In summary, Mr Blackburn, I fear, is under the misapprehension that this court is simply a Court of Appeal on the merits from the planning inspector's decision. It is not. This court can consider applications for permission to appeal under section 289 and applications under sections 288, only if there is an identifiable error of law in the inspector's decision. There is no such error here. It follows that the application for permission to appeal under section 289 and the application under section 288 must both be refused.

27.

MR MORSHEAD: My Lord, the question of costs arises. In principle I ask your Lordship to make an order for costs in favour of the first respondents in relation to both applications, it being one of those cases where the Secretary of State were invited to attend for the application at permission stage. I would invite your Lordship to assess the costs summarily.

28.

MR JUSTICE SULLIVAN: I have a schedule. So far as section 289 is concerned, you would be here on the 288 anyway. Did the court order that they both be heard together to save costs? I imagine it did.

29.

MR MORSHEAD: Lightman LJ's order was that the 289 application be adjourned to today and be heard with the 288 application.

30.

MR JUSTICE SULLIVAN: Yes. I was given a summary of costs. Is it £4,810.75?

31.

MR MORSHEAD: Yes, my Lord.

32.

MR JUSTICE SULLIVAN: Has that been given to Mr Blackburn?

33.

MR MORSHEAD: I understand it has been, but I do not know when. It was faxed yesterday and sent by special delivery yesterday evening.

34.

MR JUSTICE SULLIVAN: Mr Blackburn, is there any reason, firstly, why you should not pay the Secretary of State's costs in principle? Secondly, do you have anything to say about the precise sum that is claimed?

35.

MR BLACKBURN: Basically if I am charged this amount, it will bankrupt me. It will break my marriage up and ruin me. It is as simple as that.

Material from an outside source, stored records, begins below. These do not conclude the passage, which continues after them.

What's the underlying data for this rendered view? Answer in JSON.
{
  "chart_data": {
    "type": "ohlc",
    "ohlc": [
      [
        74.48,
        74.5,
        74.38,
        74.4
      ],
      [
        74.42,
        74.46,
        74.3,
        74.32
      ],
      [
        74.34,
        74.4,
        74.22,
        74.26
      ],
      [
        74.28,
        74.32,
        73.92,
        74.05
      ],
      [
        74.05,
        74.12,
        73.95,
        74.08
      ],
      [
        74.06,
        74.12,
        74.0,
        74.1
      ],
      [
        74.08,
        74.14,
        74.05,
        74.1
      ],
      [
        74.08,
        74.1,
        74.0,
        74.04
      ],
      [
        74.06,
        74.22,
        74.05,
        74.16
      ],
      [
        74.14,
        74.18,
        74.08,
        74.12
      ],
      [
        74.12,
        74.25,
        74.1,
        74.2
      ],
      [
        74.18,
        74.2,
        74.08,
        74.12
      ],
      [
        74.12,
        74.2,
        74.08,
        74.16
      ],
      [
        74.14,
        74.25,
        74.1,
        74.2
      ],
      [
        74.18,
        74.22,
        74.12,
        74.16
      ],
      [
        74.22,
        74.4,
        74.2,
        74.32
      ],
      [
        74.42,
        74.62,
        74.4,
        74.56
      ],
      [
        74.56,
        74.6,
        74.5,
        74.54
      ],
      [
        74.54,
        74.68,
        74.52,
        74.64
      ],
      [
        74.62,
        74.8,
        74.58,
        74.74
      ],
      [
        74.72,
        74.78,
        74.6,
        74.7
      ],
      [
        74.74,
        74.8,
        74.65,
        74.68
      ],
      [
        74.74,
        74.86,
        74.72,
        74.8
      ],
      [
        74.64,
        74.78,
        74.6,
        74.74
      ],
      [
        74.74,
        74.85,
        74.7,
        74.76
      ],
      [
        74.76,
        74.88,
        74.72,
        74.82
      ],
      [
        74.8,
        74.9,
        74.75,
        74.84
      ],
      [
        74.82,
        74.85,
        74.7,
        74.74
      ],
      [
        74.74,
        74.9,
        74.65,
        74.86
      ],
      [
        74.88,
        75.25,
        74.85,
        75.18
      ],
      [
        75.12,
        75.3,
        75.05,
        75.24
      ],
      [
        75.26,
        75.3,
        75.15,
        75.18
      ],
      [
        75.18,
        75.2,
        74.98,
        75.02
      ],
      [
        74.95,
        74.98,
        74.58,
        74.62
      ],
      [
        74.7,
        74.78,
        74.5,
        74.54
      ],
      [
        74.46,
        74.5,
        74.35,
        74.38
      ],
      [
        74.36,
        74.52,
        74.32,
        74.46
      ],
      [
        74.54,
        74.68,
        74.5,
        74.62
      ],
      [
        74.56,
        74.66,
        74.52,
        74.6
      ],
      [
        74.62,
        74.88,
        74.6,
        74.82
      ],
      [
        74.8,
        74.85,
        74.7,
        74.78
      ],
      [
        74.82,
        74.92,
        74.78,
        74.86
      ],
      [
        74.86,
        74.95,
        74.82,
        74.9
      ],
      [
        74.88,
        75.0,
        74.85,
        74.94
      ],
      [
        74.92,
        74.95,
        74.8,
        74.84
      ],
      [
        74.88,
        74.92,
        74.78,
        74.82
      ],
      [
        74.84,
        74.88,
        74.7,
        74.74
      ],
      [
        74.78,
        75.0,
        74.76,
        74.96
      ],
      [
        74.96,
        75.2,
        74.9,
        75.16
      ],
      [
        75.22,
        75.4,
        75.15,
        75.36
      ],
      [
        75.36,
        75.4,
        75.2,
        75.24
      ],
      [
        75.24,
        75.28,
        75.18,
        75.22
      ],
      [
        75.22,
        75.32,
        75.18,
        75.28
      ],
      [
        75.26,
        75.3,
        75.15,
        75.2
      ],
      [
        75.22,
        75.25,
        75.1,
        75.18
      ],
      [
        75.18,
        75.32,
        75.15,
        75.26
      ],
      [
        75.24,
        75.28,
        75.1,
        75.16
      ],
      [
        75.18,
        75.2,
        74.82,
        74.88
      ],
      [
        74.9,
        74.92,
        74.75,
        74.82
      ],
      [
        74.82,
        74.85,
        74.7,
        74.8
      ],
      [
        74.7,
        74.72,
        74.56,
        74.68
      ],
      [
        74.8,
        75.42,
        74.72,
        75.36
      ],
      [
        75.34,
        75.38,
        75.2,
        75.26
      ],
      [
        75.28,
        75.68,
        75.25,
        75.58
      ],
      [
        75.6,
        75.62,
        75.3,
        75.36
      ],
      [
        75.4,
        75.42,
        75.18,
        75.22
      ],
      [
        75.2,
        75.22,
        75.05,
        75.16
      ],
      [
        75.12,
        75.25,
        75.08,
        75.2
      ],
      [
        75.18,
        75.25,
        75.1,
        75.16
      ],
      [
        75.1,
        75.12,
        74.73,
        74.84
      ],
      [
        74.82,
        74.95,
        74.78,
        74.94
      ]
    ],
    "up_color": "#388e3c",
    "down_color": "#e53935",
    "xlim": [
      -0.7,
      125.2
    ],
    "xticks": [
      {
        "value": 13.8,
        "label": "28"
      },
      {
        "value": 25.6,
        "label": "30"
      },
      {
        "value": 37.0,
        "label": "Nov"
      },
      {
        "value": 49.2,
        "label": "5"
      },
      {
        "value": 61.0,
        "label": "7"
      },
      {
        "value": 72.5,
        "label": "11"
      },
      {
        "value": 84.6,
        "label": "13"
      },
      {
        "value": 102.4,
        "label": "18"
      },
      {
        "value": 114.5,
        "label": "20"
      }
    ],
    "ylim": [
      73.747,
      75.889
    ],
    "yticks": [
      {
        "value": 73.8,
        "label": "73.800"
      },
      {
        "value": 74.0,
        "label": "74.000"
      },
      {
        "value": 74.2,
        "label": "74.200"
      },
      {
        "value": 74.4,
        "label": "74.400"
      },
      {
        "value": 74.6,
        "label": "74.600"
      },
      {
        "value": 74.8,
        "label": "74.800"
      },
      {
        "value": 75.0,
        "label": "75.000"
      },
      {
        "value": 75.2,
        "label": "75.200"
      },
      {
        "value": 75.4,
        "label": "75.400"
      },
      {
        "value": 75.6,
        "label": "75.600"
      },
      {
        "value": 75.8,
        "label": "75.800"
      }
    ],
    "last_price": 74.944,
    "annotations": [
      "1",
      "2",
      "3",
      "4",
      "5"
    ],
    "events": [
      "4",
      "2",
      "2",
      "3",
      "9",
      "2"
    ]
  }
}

But it has done that anyway by failure to get this appeal, so it does not matter.

36.

MR JUSTICE SULLIVAN: Yes. I have sympathy with you, but I am afraid those are not matters which would justify me not affording costs to the Secretary of State. I have seen correspondence where the Treasury solicitor did try to head off a hearing, but there we are.

37.

The applications are dismissed. The claimant will pay the first defendant's costs. Those costs are to be summarily assessed. Should we knock down some of the costs of the hearing, Mr Morshead? Those instructing you have, understandably, put in an estimate for how long we would take. We were actually slightly less than we expected. I think we could knock off £300, on the basis that we have only been about an hour. I would have thought it may be those instructing you turned up a little earlier. What I intend to do is to round this down to £4,500. I think that fairly reflects the fact that we have not been quite as long as we might have anticipated.

38.

MR MORSHEAD: I am grateful.

39.

MR JUSTICE SULLIVAN: I summarily assess the costs in the sum of £4,500.